Para o senhor os japoneses são religiosos ou secularizados? Ou ambos?

Michael Pye- Quando perguntados, muitos japoneses dizem que não são religiosos, não têm fé religiosa. Eles gostam de pensar que são muito secularizados. Mas, de repente, no Ano Novo, vão ao templo; na primavera, verão ou outono eles visitam os cemitérios para venerar seus ancestrais; no verão fazem um grande festival xinto, que todo mundo curte e, claro, vão ao aos túmulos bater palmas, duas vezes. Tudo isso são atividades religiosas e não interessam as doutrinas que as pessoas têm em mente, mas elas dizem que não têm uma crença fixa como, talvez, um ocidental. No entanto, essas ações são intensamente religiosas.

Quais são os principais rituais dessas religiões?

Michael Pye- No caso do xinto, é principalmente a purificação e a oração por aquilo que precisam. No budismo, os rituais principais se relacionam aos ancestrais - os japoneses geralmente acreditam que é preciso cuidar dos antepassados. Porque eles ainda são membros da família. É comum haver um altar doméstico e diariamente se comparece perante ele, para agradecer aos ancestrais o sucesso num exame, ou para avisar que se está planejando casar e pedir aprovação e proteção. Em geral, os budistas são responsáveis pelos cemitérios e altares domésticos. Os funerais são sobretudo budistas e muita gente reclama que os monges cobram caro para fazer os funerais. Mas, que fazer? Quando seu pai morre, é preciso haver um funeral e você acaba pagando. Habitualmente as pessoas se preparam com antecedência para essas despesas, como uma espécie de sacrifício. É preciso fazer esses rituais oficiais, para que o falecido seja transferido para a próxima situação.

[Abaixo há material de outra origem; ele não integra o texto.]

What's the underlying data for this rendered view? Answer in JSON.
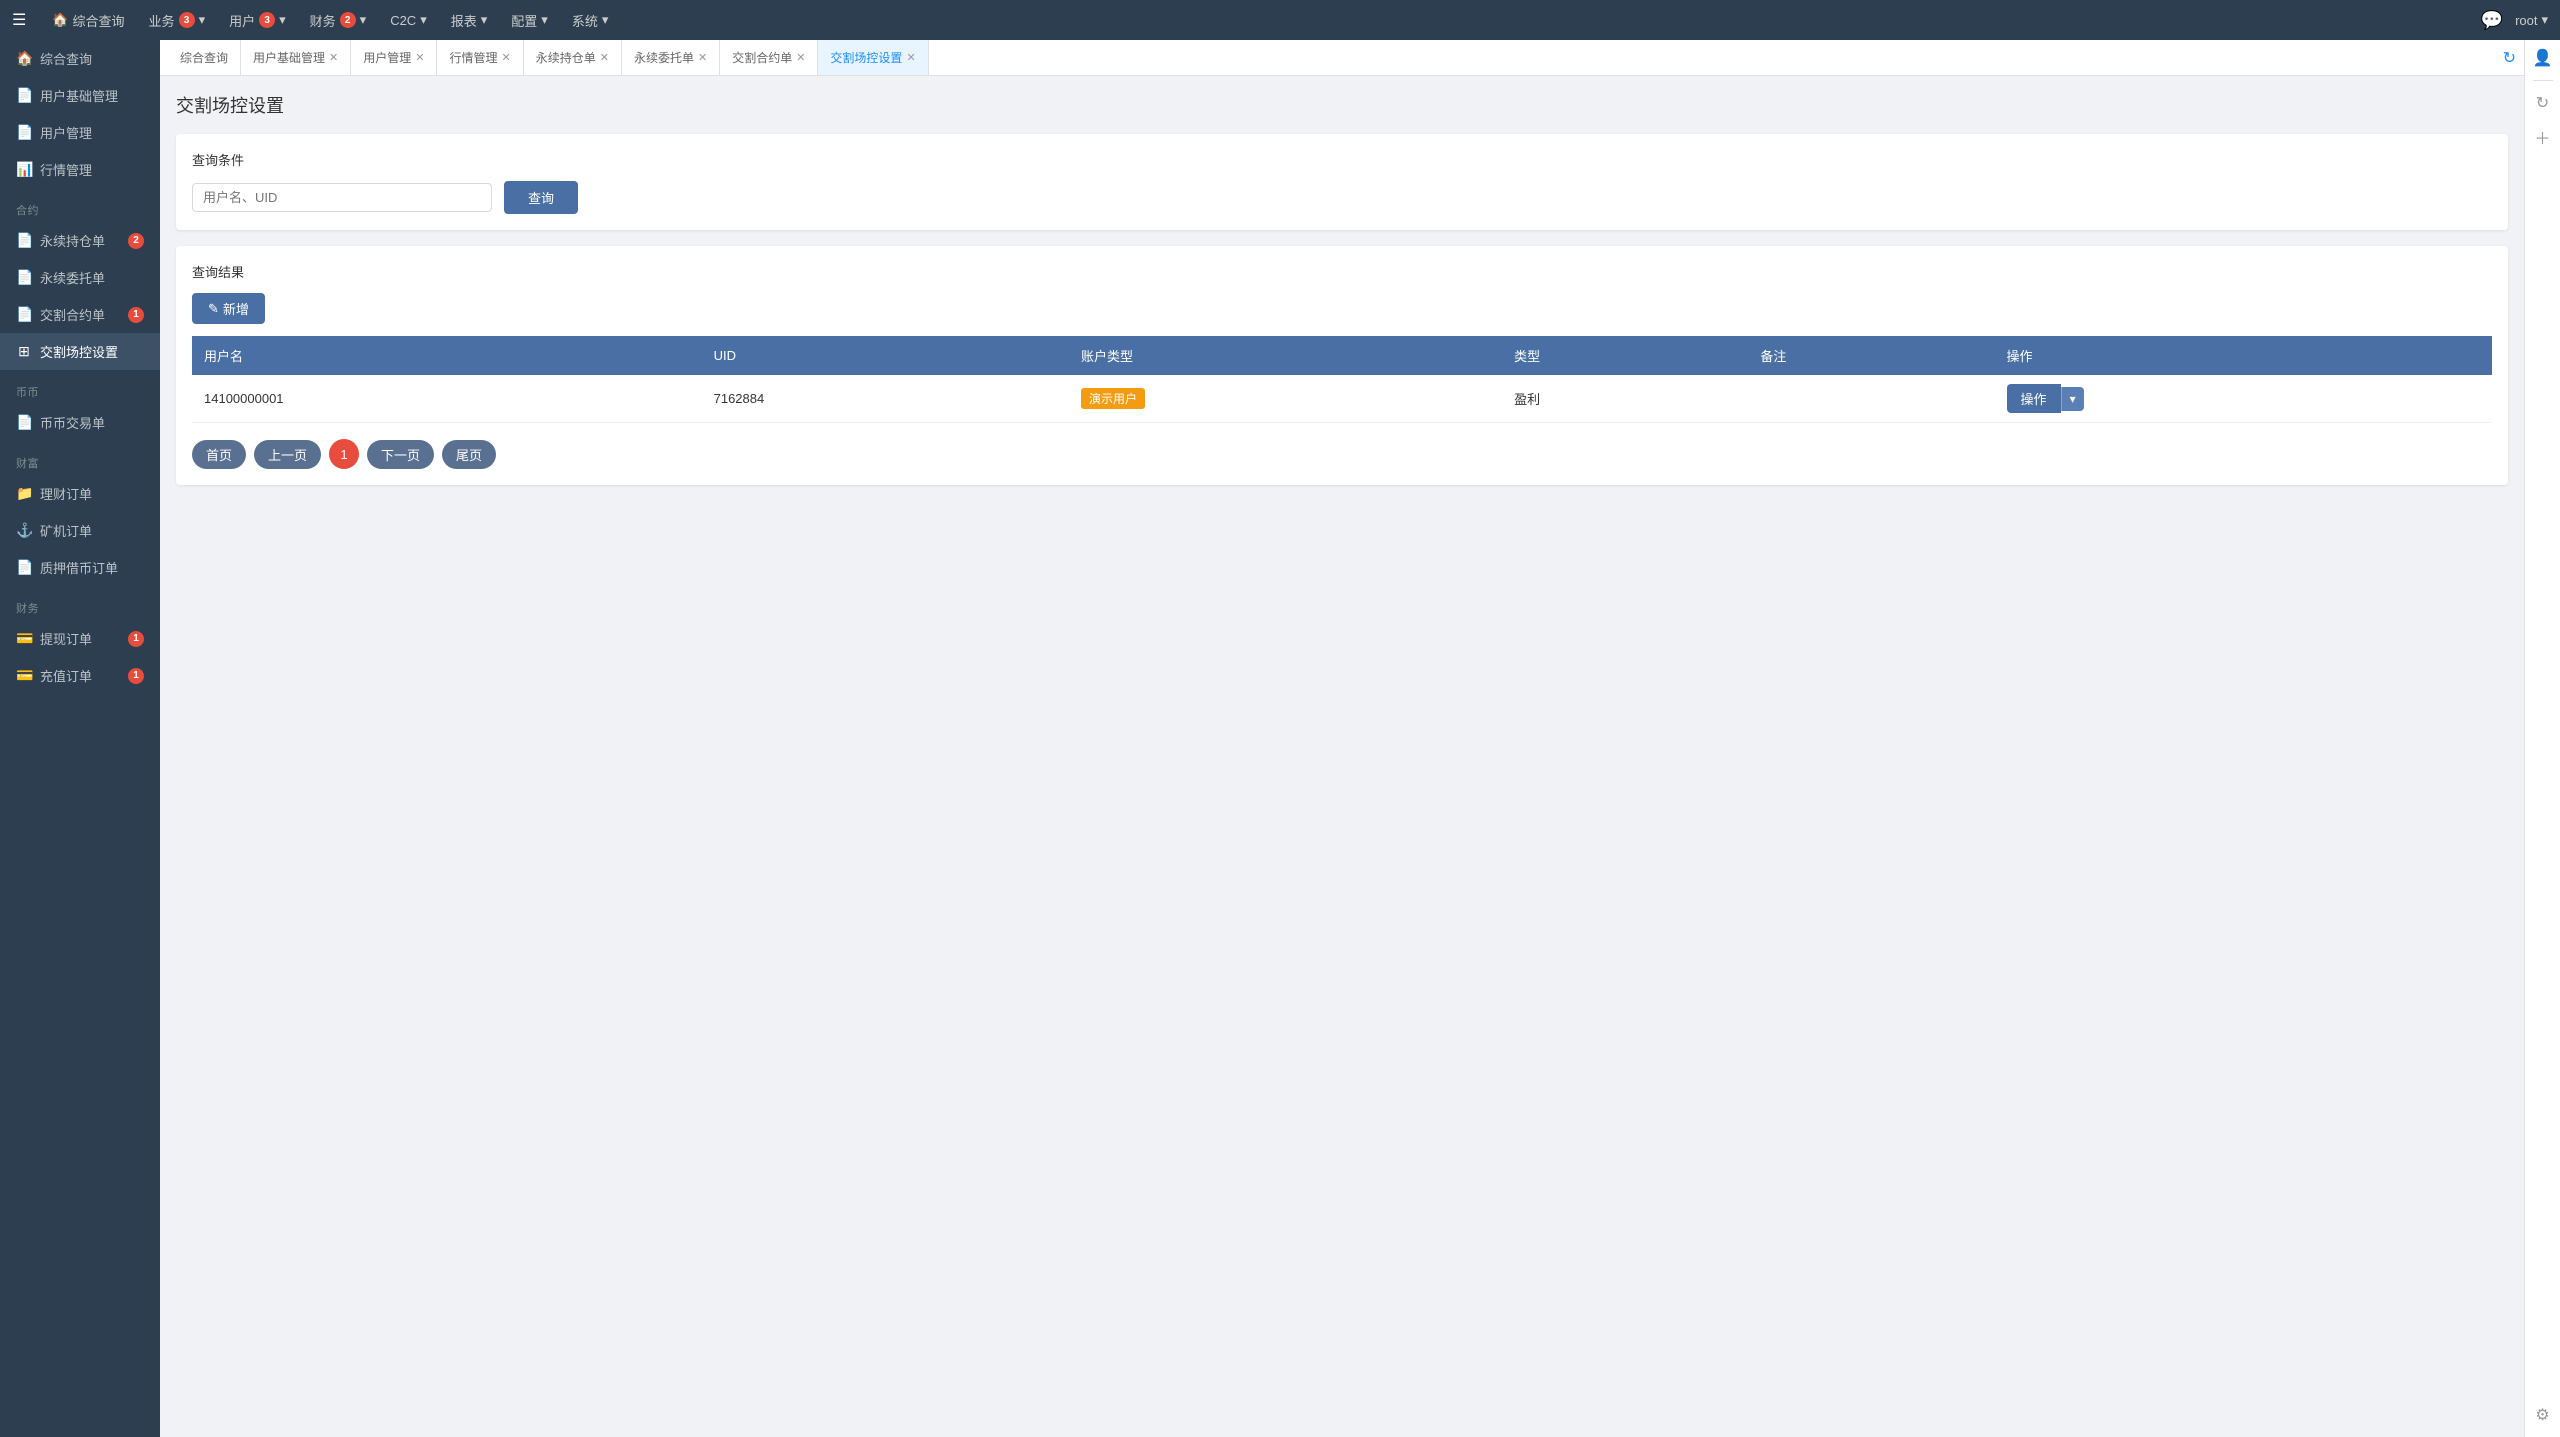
{
  "topNav": {
    "hamburger": "☰",
    "items": [
      {
        "id": "home",
        "label": "综合查询",
        "icon": "🏠",
        "badge": null,
        "hasHome": true
      },
      {
        "id": "business",
        "label": "业务",
        "badge": "3",
        "hasDropdown": true
      },
      {
        "id": "user",
        "label": "用户",
        "badge": "3",
        "hasDropdown": true
      },
      {
        "id": "finance",
        "label": "财务",
        "badge": "2",
        "hasDropdown": true
      },
      {
        "id": "c2c",
        "label": "C2C",
        "badge": null,
        "hasDropdown": true
      },
      {
        "id": "report",
        "label": "报表",
        "badge": null,
        "hasDropdown": true
      },
      {
        "id": "config",
        "label": "配置",
        "badge": null,
        "hasDropdown": true
      },
      {
        "id": "system",
        "label": "系统",
        "badge": null,
        "hasDropdown": true
      }
    ],
    "userLabel": "root",
    "chatIcon": "💬"
  },
  "tabs": [
    {
      "id": "overview",
      "label": "综合查询",
      "closable": false,
      "active": false
    },
    {
      "id": "userbase",
      "label": "用户基础管理",
      "closable": true,
      "active": false
    },
    {
      "id": "usermgr",
      "label": "用户管理",
      "closable": true,
      "active": false
    },
    {
      "id": "market",
      "label": "行情管理",
      "closable": true,
      "active": false
    },
    {
      "id": "perpetual",
      "label": "永续持仓单",
      "closable": true,
      "active": false
    },
    {
      "id": "delegate",
      "label": "永续委托单",
      "closable": true,
      "active": false
    },
    {
      "id": "contract",
      "label": "交割合约单",
      "closable": true,
      "active": false
    },
    {
      "id": "venue",
      "label": "交割场控设置",
      "closable": true,
      "active": true
    }
  ],
  "sidebar": {
    "topItems": [
      {
        "id": "overview",
        "label": "综合查询",
        "icon": "🏠",
        "badge": null
      }
    ],
    "sections": [
      {
        "label": "",
        "items": [
          {
            "id": "userbase",
            "label": "用户基础管理",
            "icon": "📄",
            "badge": null
          },
          {
            "id": "usermgr",
            "label": "用户管理",
            "icon": "📄",
            "badge": null
          },
          {
            "id": "market",
            "label": "行情管理",
            "icon": "📊",
            "badge": null
          }
        ]
      },
      {
        "label": "合约",
        "items": [
          {
            "id": "perpetual-pos",
            "label": "永续持仓单",
            "icon": "📄",
            "badge": "2"
          },
          {
            "id": "perpetual-del",
            "label": "永续委托单",
            "icon": "📄",
            "badge": null
          },
          {
            "id": "contract-order",
            "label": "交割合约单",
            "icon": "📄",
            "badge": "1"
          },
          {
            "id": "venue-ctrl",
            "label": "交割场控设置",
            "icon": "⊞",
            "badge": null,
            "active": true
          }
        ]
      },
      {
        "label": "币币",
        "items": [
          {
            "id": "coin-trade",
            "label": "币币交易单",
            "icon": "📄",
            "badge": null
          }
        ]
      },
      {
        "label": "财富",
        "items": [
          {
            "id": "wealth-order",
            "label": "理财订单",
            "icon": "📁",
            "badge": null
          },
          {
            "id": "miner-order",
            "label": "矿机订单",
            "icon": "⚓",
            "badge": null
          },
          {
            "id": "pledge-order",
            "label": "质押借币订单",
            "icon": "📄",
            "badge": null
          }
        ]
      },
      {
        "label": "财务",
        "items": [
          {
            "id": "withdraw",
            "label": "提现订单",
            "icon": "💳",
            "badge": "1"
          },
          {
            "id": "recharge",
            "label": "充值订单",
            "icon": "💳",
            "badge": "1"
          }
        ]
      }
    ]
  },
  "page": {
    "title": "交割场控设置",
    "searchSection": {
      "label": "查询条件",
      "placeholder": "用户名、UID",
      "searchBtnLabel": "查询"
    },
    "resultsSection": {
      "label": "查询结果",
      "addBtnLabel": "新增",
      "table": {
        "columns": [
          "用户名",
          "UID",
          "账户类型",
          "类型",
          "备注",
          "操作"
        ],
        "rows": [
          {
            "username": "14100000001",
            "uid": "7162884",
            "accountType": "演示用户",
            "accountTypeBadge": true,
            "type": "盈利",
            "remark": "",
            "action": "操作"
          }
        ]
      },
      "pagination": {
        "items": [
          {
            "id": "first",
            "label": "首页"
          },
          {
            "id": "prev",
            "label": "上一页"
          },
          {
            "id": "page1",
            "label": "1",
            "current": true
          },
          {
            "id": "next",
            "label": "下一页"
          },
          {
            "id": "last",
            "label": "尾页"
          }
        ]
      }
    }
  },
  "rightPanel": {
    "icons": [
      "↻",
      "+"
    ]
  }
}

Esses rituais duram muito dias, não é?

Michael Pye- Há uma cremação e as cinzas são colocadas numa urna. Em seguida o monge, ou sobretudo o sacerdote budista recita alguns sutras e em várias datas subsequentes, até cem dias depois. É um processo bem longo, após o qual a pessoa passa a integrar o grupo dos ancestrais.

Há um céu, após esta vida?

Michael Pye- Não exatamente um céu. Em duas ou três denominações mais importantes, há o conceito de Terra mais Pura. Espera-se que seu parente renasça na Terra Pura, onde se vive muito comodamente, é um tipo de paraíso onde tudo é muito agradável. Mais tarde se pode entrar no nirvana, quando já se atingiu um estado adequado de perfeição. Não é preciso preocupar-se, basta confiar que o Amida Buda o levará para a Terra Pura, pois por nós mesmos não podemos fazer nada de suficientemente bom. Há um forte sentido de inadequação pessoal e confiança na graça, na compaixão do Amida Buda. Amida Buda é a divindade central no budismo e xin budismo, é o Buda do Oeste. Há muitos budas míticos, um para cada ponto cardeal. Através do Amida Buda, o karma negativo é expurgado.

Como é a doutrina do karma?

Michael Pye- Essa doutrina passa atualmente por uma importante transformação. No budismo original, ela significava que tudo o que fazemos tem consequência com o que vem em seguida. Ações boas e más terão repercussões boas ou más para nós. Vidas anteriores têm efeito sobre a vida presente. Assim, se eu for um inglês bem comportado, serei recompensado renascendo no Brasil... Há a possibilidade de progredir moralmente. Mas na Ásia Oriental, os ancestrais se tornaram mais importantes e, após sua morte, se reúnem a um grupo coletivo e espera-se que todos se tornem budas. Assim, a doutrina do karma não aponta mais para o futuro, quando todos se tornam antepassados, mas serve para explicar o presente. Para explicar por que estou num lugar gostoso como o Brasil, é porque anteriormente fiz algo bom para merecer isso. Assim, torna-se uma doutrina explicativa, mais que uma previsão.

O que dizer das novas religiões no Japão?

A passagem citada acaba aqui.